Dal report Ocse il confronto con gli altri paesi

Il rapporto dell’Ocse “Society at a Glance 2024” permette di confrontare la tendenza alla denatalità italiana con i dati degli altri paesi. Il tasso di fecondità totale (tft) italiano si conferma tra i più bassi, 1,2 figli per donna, un primato negativo condiviso con un altro paese del Mediterraneo, la Spagna. Fa peggio solo la Corea del Sud con un tasso stimato di 0,7 figli per donna nel 2023.

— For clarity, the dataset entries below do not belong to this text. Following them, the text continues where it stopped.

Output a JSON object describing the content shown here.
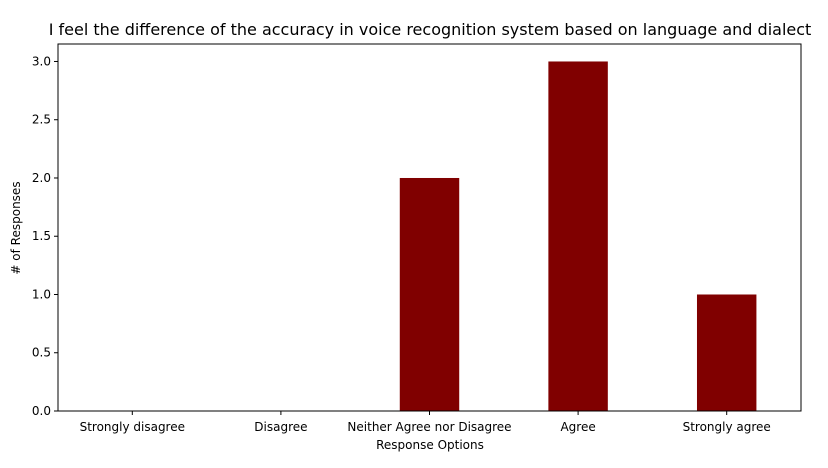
{
  "chart_data": {
    "type": "bar",
    "title": "I feel the difference of the accuracy in voice recognition system based on language and dialect",
    "xlabel": "Response Options",
    "ylabel": "# of Responses",
    "categories": [
      "Strongly disagree",
      "Disagree",
      "Neither Agree nor Disagree",
      "Agree",
      "Strongly agree"
    ],
    "values": [
      0,
      0,
      2,
      3,
      1
    ],
    "ylim": [
      0,
      3.15
    ],
    "yticks": [
      "0.0",
      "0.5",
      "1.0",
      "1.5",
      "2.0",
      "2.5",
      "3.0"
    ],
    "bar_color": "#800000",
    "grid": false,
    "legend": "none"
  }
}
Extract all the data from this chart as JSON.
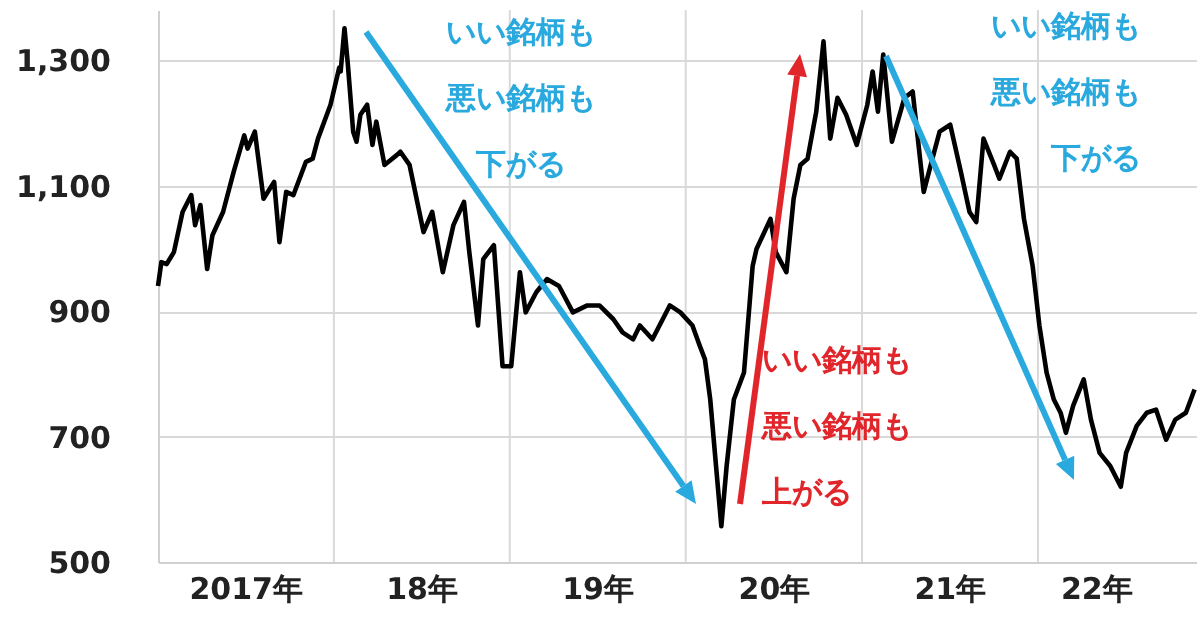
{
  "chart_data": {
    "type": "line",
    "x": [
      "2017-01-01",
      "2017-01-08",
      "2017-01-19",
      "2017-02-03",
      "2017-02-21",
      "2017-03-11",
      "2017-03-19",
      "2017-03-30",
      "2017-04-13",
      "2017-04-24",
      "2017-05-16",
      "2017-06-07",
      "2017-06-29",
      "2017-07-06",
      "2017-07-21",
      "2017-08-08",
      "2017-08-30",
      "2017-09-10",
      "2017-09-24",
      "2017-10-09",
      "2017-11-04",
      "2017-11-18",
      "2017-11-29",
      "2017-12-25",
      "2018-01-12",
      "2018-01-15",
      "2018-01-23",
      "2018-01-30",
      "2018-02-10",
      "2018-02-17",
      "2018-02-25",
      "2018-03-11",
      "2018-03-22",
      "2018-03-30",
      "2018-04-16",
      "2018-05-12",
      "2018-05-19",
      "2018-06-07",
      "2018-07-06",
      "2018-07-24",
      "2018-08-15",
      "2018-09-06",
      "2018-09-28",
      "2018-10-09",
      "2018-10-27",
      "2018-11-07",
      "2018-11-29",
      "2018-12-17",
      "2019-01-04",
      "2019-01-22",
      "2019-02-03",
      "2019-02-25",
      "2019-03-19",
      "2019-04-13",
      "2019-05-12",
      "2019-06-11",
      "2019-07-06",
      "2019-08-04",
      "2019-08-23",
      "2019-09-14",
      "2019-09-28",
      "2019-10-24",
      "2019-11-29",
      "2019-12-21",
      "2020-01-15",
      "2020-01-30",
      "2020-02-10",
      "2020-02-21",
      "2020-03-04",
      "2020-03-15",
      "2020-03-26",
      "2020-04-10",
      "2020-05-01",
      "2020-05-19",
      "2020-05-27",
      "2020-06-25",
      "2020-07-06",
      "2020-07-28",
      "2020-08-12",
      "2020-08-26",
      "2020-09-10",
      "2020-09-28",
      "2020-10-13",
      "2020-10-27",
      "2020-11-11",
      "2020-11-29",
      "2020-12-21",
      "2021-01-12",
      "2021-01-23",
      "2021-02-03",
      "2021-02-14",
      "2021-03-04",
      "2021-03-30",
      "2021-04-16",
      "2021-05-09",
      "2021-05-27",
      "2021-06-11",
      "2021-07-03",
      "2021-07-25",
      "2021-08-12",
      "2021-08-26",
      "2021-09-10",
      "2021-10-02",
      "2021-10-13",
      "2021-11-04",
      "2021-11-18",
      "2021-12-03",
      "2021-12-21",
      "2022-01-04",
      "2022-01-19",
      "2022-02-03",
      "2022-02-17",
      "2022-02-28",
      "2022-03-15",
      "2022-04-06",
      "2022-04-21",
      "2022-05-09",
      "2022-05-31",
      "2022-06-22",
      "2022-07-03",
      "2022-07-25",
      "2022-08-15",
      "2022-09-03",
      "2022-09-24",
      "2022-10-13",
      "2022-11-04",
      "2022-11-22"
    ],
    "series": [
      {
        "color": "#000000",
        "values": [
          940,
          978,
          975,
          994,
          1058,
          1085,
          1037,
          1069,
          967,
          1021,
          1058,
          1122,
          1180,
          1159,
          1186,
          1079,
          1106,
          1010,
          1090,
          1085,
          1138,
          1143,
          1175,
          1229,
          1288,
          1282,
          1351,
          1293,
          1186,
          1170,
          1213,
          1229,
          1165,
          1202,
          1133,
          1149,
          1154,
          1133,
          1026,
          1058,
          962,
          1037,
          1074,
          994,
          877,
          983,
          1005,
          812,
          812,
          962,
          898,
          930,
          951,
          940,
          898,
          909,
          909,
          887,
          866,
          855,
          877,
          855,
          909,
          898,
          877,
          845,
          823,
          759,
          653,
          557,
          653,
          759,
          802,
          972,
          999,
          1047,
          994,
          962,
          1079,
          1133,
          1143,
          1218,
          1330,
          1175,
          1240,
          1213,
          1165,
          1229,
          1282,
          1218,
          1309,
          1170,
          1240,
          1250,
          1090,
          1143,
          1186,
          1197,
          1122,
          1058,
          1042,
          1175,
          1133,
          1111,
          1154,
          1143,
          1047,
          972,
          877,
          802,
          759,
          738,
          706,
          749,
          791,
          727,
          674,
          653,
          620,
          674,
          717,
          738,
          743,
          695,
          727,
          738,
          775
        ]
      }
    ],
    "xlim": [
      "2017-01-01",
      "2022-11-25"
    ],
    "xticks": [
      {
        "value": "2017-07",
        "label": "2017年"
      },
      {
        "value": "2018",
        "label": null
      },
      {
        "value": "2018-07",
        "label": "18年"
      },
      {
        "value": "2019",
        "label": null
      },
      {
        "value": "2019-07",
        "label": "19年"
      },
      {
        "value": "2020",
        "label": null
      },
      {
        "value": "2020-07",
        "label": "20年"
      },
      {
        "value": "2021",
        "label": null
      },
      {
        "value": "2021-07",
        "label": "21年"
      },
      {
        "value": "2022",
        "label": null
      },
      {
        "value": "2022-05",
        "label": "22年"
      }
    ],
    "ylim": [
      500,
      1380
    ],
    "yticks": [
      500,
      700,
      900,
      {
        "value": 1100,
        "label": "1,100"
      },
      {
        "value": 1300,
        "label": "1,300"
      }
    ],
    "grid": true,
    "annotations": [
      "いい銘柄も悪い銘柄も下がる",
      "いい銘柄も悪い銘柄も上がる",
      "いい銘柄も悪い銘柄も下がる"
    ]
  }
}
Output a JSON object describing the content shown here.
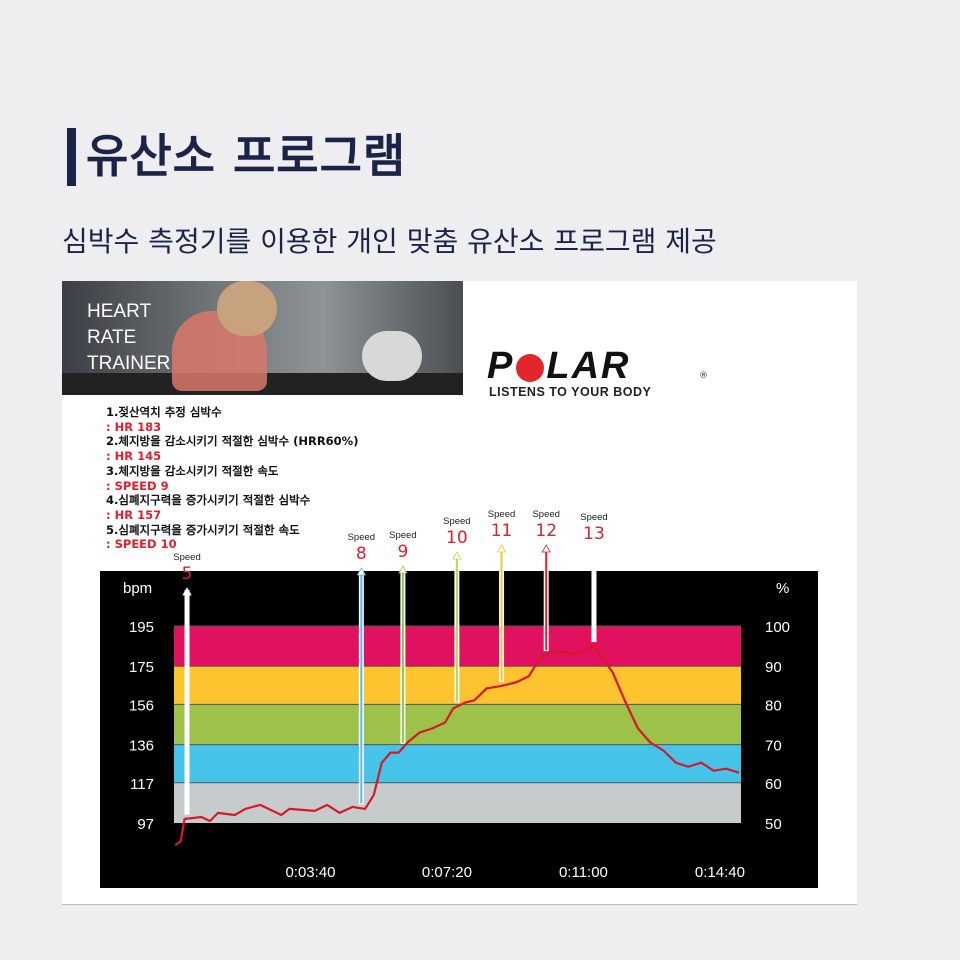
{
  "header": {
    "title": "유산소 프로그램",
    "subtitle": "심박수 측정기를 이용한 개인 맞춤 유산소 프로그램 제공"
  },
  "banner": {
    "text": "HEART\nRATE\nTRAINER"
  },
  "logo": {
    "brand": "POLAR",
    "tagline": "LISTENS TO YOUR BODY",
    "accent": "#e4262c"
  },
  "notes": [
    {
      "label": "1.젖산역치 추정 심박수",
      "value": ":  HR 183"
    },
    {
      "label": "2.체지방을 감소시키기 적절한 심박수 (HRR60%)",
      "value": ":  HR 145"
    },
    {
      "label": "3.체지방을 감소시키기 적절한 속도",
      "value": ": SPEED 9"
    },
    {
      "label": "4.심폐지구력을 증가시키기 적절한 심박수",
      "value": ": HR 157"
    },
    {
      "label": "5.심폐지구력을 증가시키기 적절한 속도",
      "value": ": SPEED 10"
    }
  ],
  "chart_data": {
    "type": "line",
    "ylabel": "bpm",
    "y2label": "%",
    "yticks": [
      97,
      117,
      136,
      156,
      175,
      195
    ],
    "y2ticks": [
      50,
      60,
      70,
      80,
      90,
      100
    ],
    "ylim": [
      97,
      195
    ],
    "xlim_seconds": [
      0,
      914
    ],
    "xticks": [
      {
        "t": 220,
        "label": "0:03:40"
      },
      {
        "t": 440,
        "label": "0:07:20"
      },
      {
        "t": 660,
        "label": "0:11:00"
      },
      {
        "t": 880,
        "label": "0:14:40"
      }
    ],
    "grid": false,
    "zones": [
      {
        "from": 97,
        "to": 117,
        "color": "#c6cccb"
      },
      {
        "from": 117,
        "to": 136,
        "color": "#45c3e8"
      },
      {
        "from": 136,
        "to": 156,
        "color": "#9cc24a"
      },
      {
        "from": 156,
        "to": 175,
        "color": "#fdc42f"
      },
      {
        "from": 175,
        "to": 195,
        "color": "#e0115f"
      }
    ],
    "series": [
      {
        "color": "#d8182a",
        "points": [
          [
            2,
            86
          ],
          [
            11,
            88
          ],
          [
            17,
            99
          ],
          [
            44,
            100
          ],
          [
            58,
            98
          ],
          [
            71,
            102
          ],
          [
            98,
            101
          ],
          [
            115,
            104
          ],
          [
            139,
            106
          ],
          [
            173,
            101
          ],
          [
            186,
            104
          ],
          [
            227,
            103
          ],
          [
            247,
            106
          ],
          [
            267,
            102
          ],
          [
            288,
            105
          ],
          [
            308,
            104
          ],
          [
            322,
            111
          ],
          [
            335,
            127
          ],
          [
            349,
            132
          ],
          [
            362,
            132
          ],
          [
            376,
            137
          ],
          [
            396,
            142
          ],
          [
            416,
            144
          ],
          [
            437,
            147
          ],
          [
            450,
            154
          ],
          [
            470,
            157
          ],
          [
            484,
            158
          ],
          [
            504,
            164
          ],
          [
            525,
            165
          ],
          [
            552,
            167
          ],
          [
            572,
            170
          ],
          [
            586,
            177
          ],
          [
            606,
            182
          ],
          [
            626,
            182
          ],
          [
            647,
            181
          ],
          [
            660,
            183
          ],
          [
            677,
            185
          ],
          [
            691,
            179
          ],
          [
            707,
            172
          ],
          [
            728,
            157
          ],
          [
            748,
            144
          ],
          [
            768,
            137
          ],
          [
            789,
            133
          ],
          [
            809,
            127
          ],
          [
            829,
            125
          ],
          [
            850,
            127
          ],
          [
            870,
            123
          ],
          [
            890,
            124
          ],
          [
            911,
            122
          ]
        ]
      }
    ],
    "annotations": [
      {
        "t": 21,
        "label": "Speed",
        "value": "5",
        "color": "#ffffff"
      },
      {
        "t": 302,
        "label": "Speed",
        "value": "8",
        "color": "#5ab8e6"
      },
      {
        "t": 369,
        "label": "Speed",
        "value": "9",
        "color": "#8fc54a"
      },
      {
        "t": 456,
        "label": "Speed",
        "value": "10",
        "color": "#b9d65a"
      },
      {
        "t": 528,
        "label": "Speed",
        "value": "11",
        "color": "#f2c637"
      },
      {
        "t": 600,
        "label": "Speed",
        "value": "12",
        "color": "#e0202a"
      },
      {
        "t": 677,
        "label": "Speed",
        "value": "13",
        "color": "#ffffff"
      }
    ]
  }
}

L’organizzazione, che ha sede a Parigi, evidenzia «un’ampia tendenza» verso un aumento della mancanza di figli in tutti i paesi dell’Ocse, «ma la portata di questa tendenza varia a seconda dei paesi». Tutti i paesi dell’Ocse registrano «un declino di lungo termine del tasso di fecondità totale», in media il tft è diminuito costantemente tra il 1960 e il 2002. Negli anni dal 2000 fino al 2008 c’è stata una piccola ripresa della fertilità («una battuta d’arresto temporanea»), dopodiché il tasso è sceso al minimo storico di 1,5 nel 2022. Un valore ben al di sotto del “livello di sostituzione” di 2,1 bambini per donna. Tra i paesi Ocse nel 2022, «il tasso più alto è stato registrato in Israele con 2,9 figli per donna, seguito da Messico e Francia con 1,8 figli per donna».

In Italia i tassi di fertilità sono costantemente inferiori alla media Ocse ormai dal 1960 e l’assenza permanente di figli è raddoppiata dall’11% per le donne nate nel 1951 al 22% per le donne nate nel 1975 (terzo valore al mondo dopo Giappone e Spagna).